5『未来』
遠い未来はどんな状況になっているだろう。
百年、千年、万年も後。当然僕は生きていないけど、どうしても気になって想像してしまう。
未来のことなんてわからない。
数々の失敗を経て、その過ちから学ぶことしかできない。
だが、人は思っているよりも愚かだ。
あの世界大戦を終えて尚、現代でも戦争は消えていない。
それもそうだ、この世から争いが無くならない限りはずっと起こり続ける。
どんな善人でも悪の心はある。
正義の為に振るう行為が、悪を不幸にさせるのなら、それは善行なのか。
――歴史は繰り返される。
古代ギリシャのツキジデスも、またそれを研究した、とある博士もこう言う。
焼け野原にも草木は芽吹く。そして新たな文明が生まれる。
未来は繰り返されているのだ。
4『一年前』
一年前……と言えば、僕がようやく中学三年生という肩書きに慣れた頃だ。
今思えば、あれだけ面倒くさかった中学校生活も「楽しい」と言える範疇にはあった。
毎週の日曜日は、友達と夜遅くまでゲームをしていた。明日学校がある、なんていう現実は無視して。
ところが、高校一年生になった今、そんな日常は大きく移り変わっていた。
周りの友達は、一年前と変わらずゲームを長時間楽しんでいるようだし、僕は進学を目指しているわけだからゲームをするなんて暇は当然ない。
諸行無常という概念をあれほど意識していたというのに、結局後悔を避けることはできなかった……。
六時間授業で死にそうにっていた自分が、今では七限まで余裕ときた。
すべては変わってしまった。
たった一年で、何もかも。
全くもって情けない。
そもそも、僕は小学校六年間と中学校三年間で満足していたのだ。
少しマセたことを言うが、甘酸っぱい青春も、友情の素晴らしさも僕は知った。責任を果たすこと、勉強することの辛さも学んだ。
勿論、本場の社会で生きる人達の辛さは、僕には想像できない。
この世に未練などもうない。叶えたい夢はあるけど、それは将来的に楽であるからに過ぎない。

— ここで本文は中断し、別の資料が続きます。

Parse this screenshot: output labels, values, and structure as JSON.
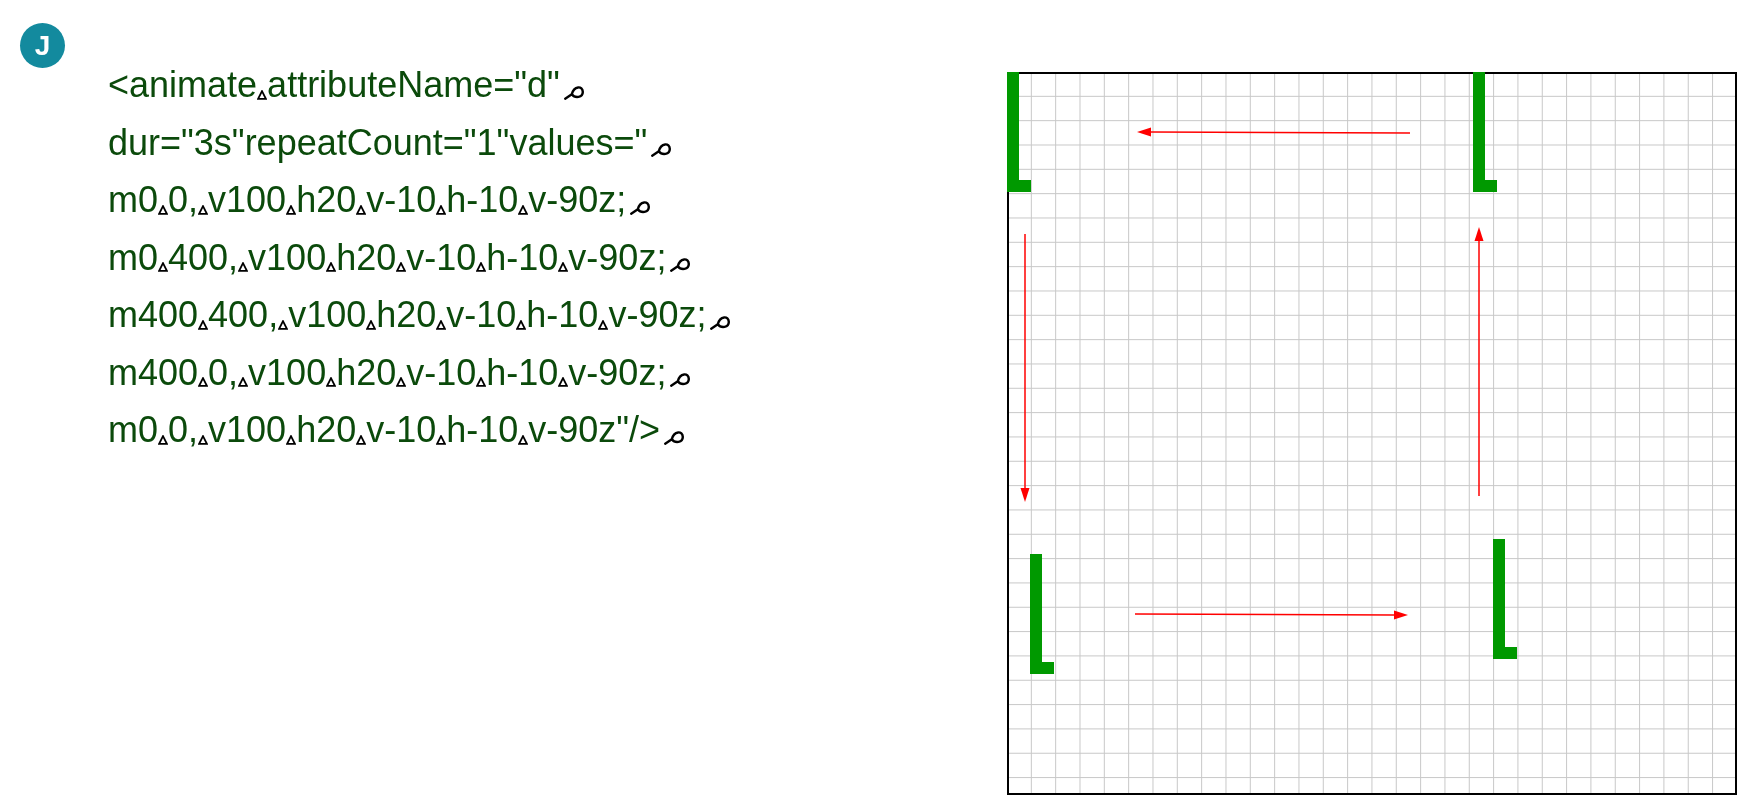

目前にある希望にすがり溺れるのは、人の常ではあるが、僕にはその希望すら見えないようだ。
鬱になって、けれど社会は僕を待ってくれない。
また一週間もすれば、二度目の考査が始まる。
――おっと、日曜日がもう後数時間で終わってしまう。
まだ勉強をしないとな……。
3『好きな本』
好きな本はアーサー王物語。
すべてはあの日から始まった。
幼き少年が選定の剣を抜いてしまったが為に、将来の破滅が定められた悲劇の物語。
アーサーを囲った屈強な円卓の騎士達でさえ、己の欲望にいとも容易く溺れてしまうのだ。
不倫と勇気が込められた、西洋の騎士道物語こそが、このアーサーにまつわる伝説だ。
この本を読もうと思ったのは、某アニメに登場する、アーサー王を美少女化したキャラクターに魅力を感じたからだ……。
――他愛もない話だが、偉人を女体化するという文化自体は江戸の時代からあるらしい。
これについては個人的に、「新たな文化をつくっている」と解釈している。
2『好き嫌い』
善行と悪行。
おそらく世間一般的には、善行が好まれ悪行が嫌われることだろう。
これは、『好き嫌い』というお題に関しては少し逸れている内容なのかもしれない。
――人には必ず『好き嫌い』がある。
好きな食べ物、嫌いな他人、あるいは苦手な教科……。
嫌いなものが一つもないと言う人間はこの世にはいない。
苦手なものが一つもないと言う人間はこの世にはいない。
誰だって好きなものはあるし、嫌いなものもある。
であれば、心が善で染まりきった人間もまたいない。
善良な者が気まぐれに起こす悪行。
邪悪な者が戯れに起こす善行。
この矛盾こそが、人を人たらしめるのだ。
『やりたいこと』
僕がやりたいことはただ一つ。
それは寝ること。
夢の中だけは、勉強も責任も問われない。
現実から逃げているってのは自覚してる。
でもそれでいい。
偽りだっていい。
仮に辿り着けぬ理想郷だとしても、僕は必ずそこを目指す。
やりたいことをするために、僕はやらないといけないことをするんだ。